Lead ADF attorney Roger Brooks said on the call that his clients' main argument is that the biology of the trans-identified male athletes is precisely the reason they possess an advantage over the female athletes.
Brooks said he was happy to use the female names of the boys who have been competing against the girls but that "[t]he point of this case is physiology of bodies driven by chromosomes and the documented athletic advantage that comes from a male body, male hormones and male puberty in particular."
ADF attorneys filed a motion Saturday to disqualify Chatigny from the case. They claim that his demand that they say words that undermine their argument is "legally unprecedented" and reveals judicial bias.
Critics of transgender ideology say that a central feature of their objections to what is known as "gender identity" is the fact that language — the very means of communication everyone must use to interact in society — is overhauled in an attempt to overwrite material reality.
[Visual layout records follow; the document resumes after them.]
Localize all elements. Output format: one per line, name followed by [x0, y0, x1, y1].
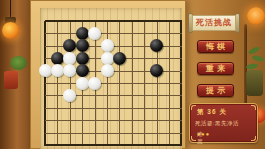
white-stone [63, 64, 76, 77]
corner-ornament-icon [191, 136, 196, 141]
corner-ornament-icon [191, 105, 196, 110]
grid-line [45, 133, 182, 134]
go-board[interactable] [30, 0, 186, 149]
white-stone [76, 77, 89, 90]
black-stone [150, 39, 163, 52]
grid-line [45, 20, 182, 22]
grid-line [45, 33, 182, 34]
black-stone [150, 64, 163, 77]
white-stone [51, 64, 64, 77]
black-stone [76, 27, 89, 40]
corner-ornament-icon [251, 105, 256, 110]
white-stone [63, 89, 76, 102]
grid-line [45, 108, 182, 109]
restart-button[interactable]: 重来 [197, 62, 234, 75]
black-stone [76, 39, 89, 52]
grid-line [45, 144, 182, 146]
difficulty-dots: ●●● [197, 131, 210, 137]
puzzle-title-banner: 死活挑战 [188, 13, 240, 33]
puzzle-info-panel: 第 36 关 死活题:黑先净活 难度 ●●● [189, 103, 258, 143]
white-stone [88, 77, 101, 90]
white-stone [39, 64, 52, 77]
leaf-icon [246, 63, 259, 70]
black-stone [63, 39, 76, 52]
board-grid [30, 0, 186, 149]
corner-ornament-icon [251, 136, 256, 141]
black-stone [51, 52, 64, 65]
white-stone [101, 64, 114, 77]
grid-line [45, 120, 182, 121]
puzzle-description: 死活题:黑先净活 [195, 120, 239, 127]
puzzle-title: 死活挑战 [192, 15, 236, 31]
lantern-glow-icon [247, 7, 265, 25]
plant-icon [10, 56, 27, 70]
black-stone [113, 52, 126, 65]
leaf-icon [252, 55, 265, 63]
undo-button[interactable]: 悔棋 [197, 40, 234, 53]
lantern-icon [2, 22, 19, 39]
figurine-icon [246, 70, 263, 96]
black-stone [76, 52, 89, 65]
black-stone [76, 64, 89, 77]
white-stone [63, 52, 76, 65]
go-puzzle-app: 死活挑战 悔棋 重来 提示 第 36 关 死活题:黑先净活 难度 ●●● [0, 0, 265, 149]
grid-line [45, 83, 182, 84]
hint-button[interactable]: 提示 [197, 84, 234, 97]
level-number: 第 36 关 [197, 108, 227, 117]
white-stone [88, 27, 101, 40]
red-ornament-icon [4, 71, 18, 89]
white-stone [101, 39, 114, 52]
leaf-icon [248, 46, 261, 56]
white-stone [101, 52, 114, 65]
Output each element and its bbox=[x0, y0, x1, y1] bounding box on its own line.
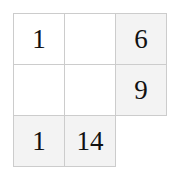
grid-cell-r1c0-entry[interactable] bbox=[13, 64, 65, 116]
grid-cell-r1c2-row-sum: 9 bbox=[115, 64, 167, 116]
grid-cell-r2c0-col-sum: 1 bbox=[13, 115, 65, 167]
grid-cell-r0c1-entry[interactable] bbox=[64, 13, 116, 65]
puzzle-board: 1 6 9 1 14 bbox=[0, 0, 180, 180]
grid-cell-r0c0-given: 1 bbox=[13, 13, 65, 65]
grid-cell-r1c1-entry[interactable] bbox=[64, 64, 116, 116]
grid-cell-r0c2-row-sum: 6 bbox=[115, 13, 167, 65]
grid-cell-r2c1-col-sum: 14 bbox=[64, 115, 116, 167]
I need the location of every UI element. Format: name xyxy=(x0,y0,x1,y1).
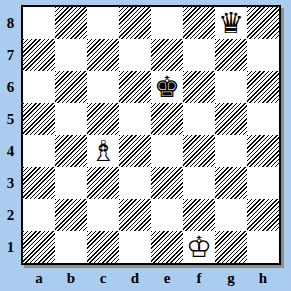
square-d6[interactable] xyxy=(119,71,151,103)
square-a7[interactable] xyxy=(23,39,55,71)
file-label-b: b xyxy=(55,266,87,290)
square-c1[interactable] xyxy=(87,231,119,263)
square-e5[interactable] xyxy=(151,103,183,135)
white-bishop[interactable]: ♗ xyxy=(87,135,119,167)
square-h5[interactable] xyxy=(247,103,279,135)
file-label-d: d xyxy=(119,266,151,290)
rank-label-2: 2 xyxy=(0,199,21,231)
black-king[interactable]: ♚ xyxy=(151,71,183,103)
square-c2[interactable] xyxy=(87,199,119,231)
square-a1[interactable] xyxy=(23,231,55,263)
square-a2[interactable] xyxy=(23,199,55,231)
square-a4[interactable] xyxy=(23,135,55,167)
square-h8[interactable] xyxy=(247,7,279,39)
square-f6[interactable] xyxy=(183,71,215,103)
square-g2[interactable] xyxy=(215,199,247,231)
square-e1[interactable] xyxy=(151,231,183,263)
square-f7[interactable] xyxy=(183,39,215,71)
square-g8[interactable]: ♛ xyxy=(215,7,247,39)
file-label-h: h xyxy=(247,266,279,290)
square-f3[interactable] xyxy=(183,167,215,199)
square-c3[interactable] xyxy=(87,167,119,199)
square-h2[interactable] xyxy=(247,199,279,231)
file-label-e: e xyxy=(151,266,183,290)
square-f5[interactable] xyxy=(183,103,215,135)
square-d7[interactable] xyxy=(119,39,151,71)
square-g5[interactable] xyxy=(215,103,247,135)
square-e7[interactable] xyxy=(151,39,183,71)
rank-label-7: 7 xyxy=(0,39,21,71)
rank-label-5: 5 xyxy=(0,103,21,135)
diagram-background: 87654321 ♛♚♗♔ abcdefgh xyxy=(0,0,291,291)
square-g6[interactable] xyxy=(215,71,247,103)
square-e8[interactable] xyxy=(151,7,183,39)
rank-label-4: 4 xyxy=(0,135,21,167)
rank-label-8: 8 xyxy=(0,7,21,39)
square-h6[interactable] xyxy=(247,71,279,103)
square-h3[interactable] xyxy=(247,167,279,199)
square-f8[interactable] xyxy=(183,7,215,39)
file-label-g: g xyxy=(215,266,247,290)
file-label-f: f xyxy=(183,266,215,290)
square-c4[interactable]: ♗ xyxy=(87,135,119,167)
square-e6[interactable]: ♚ xyxy=(151,71,183,103)
square-d4[interactable] xyxy=(119,135,151,167)
square-e4[interactable] xyxy=(151,135,183,167)
square-e2[interactable] xyxy=(151,199,183,231)
square-h1[interactable] xyxy=(247,231,279,263)
white-king[interactable]: ♔ xyxy=(183,231,215,263)
square-b5[interactable] xyxy=(55,103,87,135)
square-a3[interactable] xyxy=(23,167,55,199)
square-g4[interactable] xyxy=(215,135,247,167)
square-a8[interactable] xyxy=(23,7,55,39)
square-b8[interactable] xyxy=(55,7,87,39)
rank-label-6: 6 xyxy=(0,71,21,103)
rank-labels: 87654321 xyxy=(0,7,21,263)
square-b7[interactable] xyxy=(55,39,87,71)
file-label-c: c xyxy=(87,266,119,290)
square-d3[interactable] xyxy=(119,167,151,199)
square-c6[interactable] xyxy=(87,71,119,103)
square-f4[interactable] xyxy=(183,135,215,167)
square-d1[interactable] xyxy=(119,231,151,263)
square-a5[interactable] xyxy=(23,103,55,135)
square-h4[interactable] xyxy=(247,135,279,167)
chess-board: ♛♚♗♔ xyxy=(21,5,281,265)
square-f2[interactable] xyxy=(183,199,215,231)
square-d2[interactable] xyxy=(119,199,151,231)
square-g3[interactable] xyxy=(215,167,247,199)
square-f1[interactable]: ♔ xyxy=(183,231,215,263)
square-d8[interactable] xyxy=(119,7,151,39)
file-label-a: a xyxy=(23,266,55,290)
rank-label-1: 1 xyxy=(0,231,21,263)
square-d5[interactable] xyxy=(119,103,151,135)
black-queen[interactable]: ♛ xyxy=(215,7,247,39)
square-b6[interactable] xyxy=(55,71,87,103)
square-b4[interactable] xyxy=(55,135,87,167)
square-g7[interactable] xyxy=(215,39,247,71)
square-b2[interactable] xyxy=(55,199,87,231)
square-g1[interactable] xyxy=(215,231,247,263)
rank-label-3: 3 xyxy=(0,167,21,199)
file-labels: abcdefgh xyxy=(23,266,279,290)
square-e3[interactable] xyxy=(151,167,183,199)
square-c8[interactable] xyxy=(87,7,119,39)
square-h7[interactable] xyxy=(247,39,279,71)
square-c5[interactable] xyxy=(87,103,119,135)
square-b1[interactable] xyxy=(55,231,87,263)
square-c7[interactable] xyxy=(87,39,119,71)
square-b3[interactable] xyxy=(55,167,87,199)
square-a6[interactable] xyxy=(23,71,55,103)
To concede the language is to concede everything because language indelibly shapes the law and public policy, the critics maintain.
Kara Dansky, an attorney and board member with the Women's Liberation Front, said in an emailed response to The Christian Post on Tuesday that to fight for the rights, privacy and safety of women and girls, it must be clearly stated what the category “women and girls” means.
"As everybody knows — it means human females," Dansky said.
"By forbidding the attorney from using the word 'males,' the judge is not only already pre-judging the case; he is forcing these girls to deny reality. The judge should grant the Motion to Disqualify."
The Women's Liberation Front is a radical feminist group that has actively bolstered the female athletes.
"It is outrageous for a United States federal judge to order an attorney to misstate his own arguments by using language that deliberately distorts the truth and corrupts the English language," Dansky added.
The female track stars from Connecticut have long maintained that they are being robbed of the chance to compete in advanced track meets and other opportunities as a result of males being allowed to compete against them. The plaintiffs say their lawsuit is aimed at restoring fairness to female sports.
Earlier this year, the U.S. Department of Justice filed a statement of interest in support of the girls’ stance.
“In our pluralistic society we generally try to accommodate how individuals desire to live their lives up to the point where those desires impinge on the other people’s rights,” Attorney General William Barr said in a statement at the time.
“Allowing biological males to compete in all-female sports deprives women of the opportunity to participate fully and fairly in sports and is fundamentally unfair to female athletes.”
In late March, the state of Idaho became the first state in the nation to prohibit males — regardless of how they identify — from competing in high school and college-level female athletic competitions.
In response, the ACLU filed a lawsuit alleging that the state’s law discriminates against transgender-identifying people.